Outras inovações na área da Radiologia permitem hoje uma maior eficiência: ecografia abdominal, TAC, ressonância magnética. Ou seja, temos hoje armas que permite ver com detalhe o interior do aparelho digestivo e os seus órgãos anexos, por dentro e por fora. Um aparelho semelhante a uma ecografia, chamado elastografia ou Fibroscan, permite em dois minutos, como que fosse magia, saber se alguém tem cirrose ou não, reduzindo o número de biopsias (com agulha espetada no fígado) em cerca de 90 por cento.

OBJETIVO: SALVAR VIDAS

Uma das doenças clássicas de há três décadas, a úlcera duodenal, deixou de o ser. De repouso, dieta e leite no passado, vários fármacos viriam a tornar esta entidade quase um não problema: cimetidina, ranitidina, inibidores da bomba de protões (omeprazol e os seus congéneres). A identificação de uma bactéria chamada Helicobacter pylori permitiu a sua cura e reduzir o grande problema de saúde que foi a úlcera duodenal e gástrica.

A intervenção na hemorragia digestiva (emissão de sangue pelas fezes e pelo vómito) tem sido cada vez maior: tratamento para as varizes que sangram, clips, eletrocoagulação, sprays, colas. O gastrenterologista tem hoje muitas armas para intervir e salvar vidas.

A intervenção nos cancros é cada vez maior, seja na prevenção, no diagnóstico, no tratamento ou na paliação. O paradigma é a importância do rastreio com a colonoscopia do cancro do cólon e do reto.

Nas doenças do fígado, os avanços são igualmente múltiplos: foram identificados cinco vírus (A, B, C, D, E) e produzidas vacinas para quatro deles (A, B, D, E). A vacina da hepatite B tem salvo muitas vidas. O transplante do fígado tornou-se hoje uma rotina, sendo Portugal um dos países que mais transplantes: cerca de 200-250 por ano. Quanto ao tratamento, foi conseguido o controlo da hepatite B e a cura da hepatite C, um dos maiores avanços da virologia moderna. É necessário ter presente que a epidemia do fígado gordo está à nossa porta: estima-se que um quarto da população mundial tenha esteatose hepática.

O avanço da microbiologia contribuiu sobremaneira para muitos destes avanços. A identificação do ADN em 1953 e a descoberta de algumas técnicas como o PCR (Polymerase Chain Reaction) permitiu conhecer muitos destes vírus e partir para a descoberta de curas e vacinas. Quem identificou o vírus da hepatite B e o Helicobacter foi agraciado com o Prémio Nobel em 1976 e em 2005, respetivamente. Qual o significado das cerca de 100 triliões de bactérias que temos no intestino e que connosco vivem em equilíbrio?

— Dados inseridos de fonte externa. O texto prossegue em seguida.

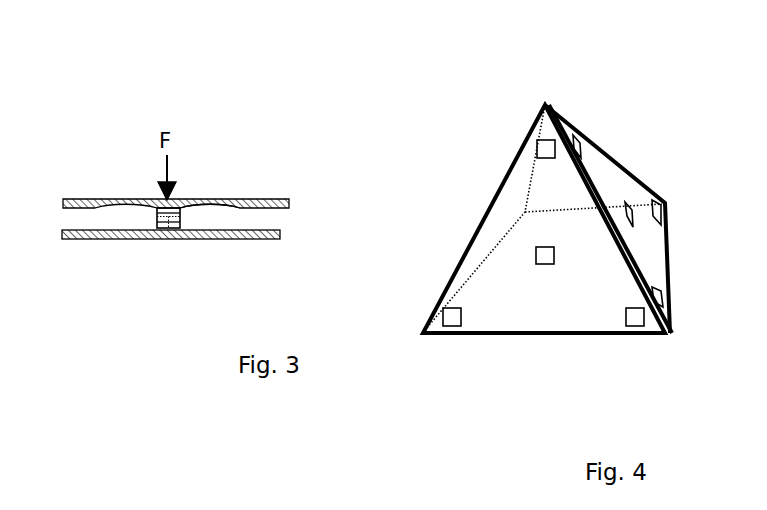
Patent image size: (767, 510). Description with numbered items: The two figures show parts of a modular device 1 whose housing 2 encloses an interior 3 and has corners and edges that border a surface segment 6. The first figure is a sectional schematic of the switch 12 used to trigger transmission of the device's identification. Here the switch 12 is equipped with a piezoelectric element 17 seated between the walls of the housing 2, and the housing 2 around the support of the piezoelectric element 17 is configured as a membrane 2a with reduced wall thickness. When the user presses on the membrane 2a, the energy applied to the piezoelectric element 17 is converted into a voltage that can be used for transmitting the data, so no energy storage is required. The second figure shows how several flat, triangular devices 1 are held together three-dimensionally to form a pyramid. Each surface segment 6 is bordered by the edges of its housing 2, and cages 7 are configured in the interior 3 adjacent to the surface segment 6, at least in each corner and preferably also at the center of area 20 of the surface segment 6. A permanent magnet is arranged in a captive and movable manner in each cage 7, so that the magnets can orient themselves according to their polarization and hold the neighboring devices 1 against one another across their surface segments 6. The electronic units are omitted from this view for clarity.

E DEPOIS DO ADEUS AO CORONAVÍRUS?

Com a pandemia de coronavírus, o País parou e deixaram de se fazer as 1000 colonoscopias que se realizavam num só dia. Sabemos que no espaço de um mês teremos o diagnóstico de 1500 novos casos de cancro digestivo, mais de metade correspondente a cancro do cólon.

A Gastrenterologia é hoje uma especialidade da maior relevância. Esta terrível pandemia veio chamar a atenção que o País não pode viver sem gastrenterologistas.

A saúde digestiva é, claramente, uma das componentes vitais da Moderna Saúde Pública, sendo da maior relevância insistir nos estilos de vida saudável, exercício físico, não fumar, não consumir álcool em excesso, comer frutas e vegetais e… tentar ser feliz!